The work${\mathit{W}}_{\mathbf{o}\mathbf{t}\mathbf{h}\mathbf{e}\mathbf{r}}$ done by the other forces is equal to the kinetic energy plus total potential energy when the forces other than the gravitational and elastic forces work on a particle.

${\mathit{K}}_{\mathbf{1}}\mathbf{+}{\mathit{U}}_{\mathbf{1}}\mathbf{+}{\mathit{W}}_{\mathbf{o}\mathbf{t}\mathbf{h}\mathbf{e}\mathbf{r}}\mathbf{=}{\mathit{K}}_{\mathbf{2}}\mathbf{+}{\mathit{U}}_{\mathbf{2}}$

The mass of the ball, acceleration due to gravity, and the height will be the same as the ball returns to the same height. So, the kinetic energy of the ball will be the same.

$U_1=U_2$

Then,

$K_2=K_1+W_{other}$

It is known that$W_{other}=f_{k}S$ and$f_k=m{a}_k$ . Here, the frictional force opposes the motion of the ball. So, the direction of the frictional force is opposite to the direction of motion of the ball. Therefore,$W_{other}=-W_{other}$ .
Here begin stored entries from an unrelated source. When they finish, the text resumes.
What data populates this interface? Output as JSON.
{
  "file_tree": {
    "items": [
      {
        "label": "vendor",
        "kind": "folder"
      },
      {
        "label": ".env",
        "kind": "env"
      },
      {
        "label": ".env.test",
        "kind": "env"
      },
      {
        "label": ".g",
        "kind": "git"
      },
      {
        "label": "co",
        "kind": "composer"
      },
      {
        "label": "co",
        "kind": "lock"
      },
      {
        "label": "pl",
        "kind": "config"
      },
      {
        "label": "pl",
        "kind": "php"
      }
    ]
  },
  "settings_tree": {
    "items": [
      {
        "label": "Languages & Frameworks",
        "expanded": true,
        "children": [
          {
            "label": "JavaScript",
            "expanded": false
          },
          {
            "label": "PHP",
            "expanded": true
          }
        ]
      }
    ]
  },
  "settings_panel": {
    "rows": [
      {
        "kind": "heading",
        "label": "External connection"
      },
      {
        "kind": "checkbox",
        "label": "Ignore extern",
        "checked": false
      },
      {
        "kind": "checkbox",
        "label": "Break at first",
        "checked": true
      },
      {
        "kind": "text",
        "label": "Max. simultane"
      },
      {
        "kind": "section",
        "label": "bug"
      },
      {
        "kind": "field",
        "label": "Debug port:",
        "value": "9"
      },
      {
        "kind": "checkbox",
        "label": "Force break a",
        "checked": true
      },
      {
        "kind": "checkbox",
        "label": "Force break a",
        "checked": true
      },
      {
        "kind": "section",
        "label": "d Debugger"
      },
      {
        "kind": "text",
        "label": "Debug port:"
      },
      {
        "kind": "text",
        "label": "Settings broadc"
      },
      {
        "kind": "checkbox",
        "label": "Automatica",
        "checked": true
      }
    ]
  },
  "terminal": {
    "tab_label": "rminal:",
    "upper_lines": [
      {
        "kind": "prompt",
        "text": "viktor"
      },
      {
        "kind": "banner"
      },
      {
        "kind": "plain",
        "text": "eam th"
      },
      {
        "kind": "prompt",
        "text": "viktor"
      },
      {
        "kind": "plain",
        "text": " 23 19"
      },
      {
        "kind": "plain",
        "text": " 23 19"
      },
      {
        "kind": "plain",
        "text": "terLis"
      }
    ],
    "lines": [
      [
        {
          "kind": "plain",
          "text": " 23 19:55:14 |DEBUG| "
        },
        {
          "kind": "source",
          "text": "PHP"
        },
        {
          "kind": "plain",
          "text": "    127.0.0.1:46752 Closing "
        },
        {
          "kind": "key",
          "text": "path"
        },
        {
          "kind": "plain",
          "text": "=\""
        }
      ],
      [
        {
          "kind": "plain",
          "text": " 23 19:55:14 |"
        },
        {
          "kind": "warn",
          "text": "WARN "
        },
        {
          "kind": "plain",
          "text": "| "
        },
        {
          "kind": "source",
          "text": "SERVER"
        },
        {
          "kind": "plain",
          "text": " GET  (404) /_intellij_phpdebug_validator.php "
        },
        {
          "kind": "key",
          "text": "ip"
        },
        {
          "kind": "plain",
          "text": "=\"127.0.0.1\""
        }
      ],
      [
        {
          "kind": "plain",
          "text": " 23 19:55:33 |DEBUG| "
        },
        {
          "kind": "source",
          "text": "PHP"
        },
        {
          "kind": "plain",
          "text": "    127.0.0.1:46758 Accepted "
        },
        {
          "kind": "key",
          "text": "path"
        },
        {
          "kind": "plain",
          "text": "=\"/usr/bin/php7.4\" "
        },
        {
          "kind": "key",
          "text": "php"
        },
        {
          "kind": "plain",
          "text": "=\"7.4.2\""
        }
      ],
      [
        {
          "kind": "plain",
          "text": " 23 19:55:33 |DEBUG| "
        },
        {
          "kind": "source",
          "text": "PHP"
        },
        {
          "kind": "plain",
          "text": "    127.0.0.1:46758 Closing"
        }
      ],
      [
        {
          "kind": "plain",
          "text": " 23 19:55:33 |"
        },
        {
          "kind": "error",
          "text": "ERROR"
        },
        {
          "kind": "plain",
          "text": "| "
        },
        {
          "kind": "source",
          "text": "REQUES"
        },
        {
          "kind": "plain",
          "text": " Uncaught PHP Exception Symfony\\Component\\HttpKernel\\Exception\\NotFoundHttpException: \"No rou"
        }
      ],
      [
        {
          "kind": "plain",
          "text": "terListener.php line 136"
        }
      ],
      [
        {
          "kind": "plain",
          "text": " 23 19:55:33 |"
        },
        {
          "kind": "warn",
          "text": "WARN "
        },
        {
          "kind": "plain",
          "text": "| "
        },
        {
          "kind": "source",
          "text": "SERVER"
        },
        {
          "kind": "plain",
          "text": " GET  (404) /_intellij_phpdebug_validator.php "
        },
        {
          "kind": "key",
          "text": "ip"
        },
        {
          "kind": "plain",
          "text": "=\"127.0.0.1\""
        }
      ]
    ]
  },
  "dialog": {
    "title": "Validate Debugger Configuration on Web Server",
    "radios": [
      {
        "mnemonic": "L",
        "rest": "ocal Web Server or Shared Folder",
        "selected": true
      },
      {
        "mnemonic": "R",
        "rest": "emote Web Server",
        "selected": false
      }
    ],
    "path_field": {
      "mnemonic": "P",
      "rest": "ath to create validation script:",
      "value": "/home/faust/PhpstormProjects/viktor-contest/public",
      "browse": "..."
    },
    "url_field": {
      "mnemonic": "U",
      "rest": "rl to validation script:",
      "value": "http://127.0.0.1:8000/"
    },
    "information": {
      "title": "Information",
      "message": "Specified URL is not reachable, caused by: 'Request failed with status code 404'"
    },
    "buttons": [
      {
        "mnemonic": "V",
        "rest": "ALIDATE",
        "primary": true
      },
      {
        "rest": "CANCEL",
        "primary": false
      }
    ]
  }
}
So,$K_2<K_1$ since$W_{other}<0$ .

It is known that the kinetic energy is dependent on the speed, and it can be seen that kinetic energy is less, so the speed will also be less while returning than it was initially.

Therefore, the speed will be less because air resistance force will oppose the motion of the ball.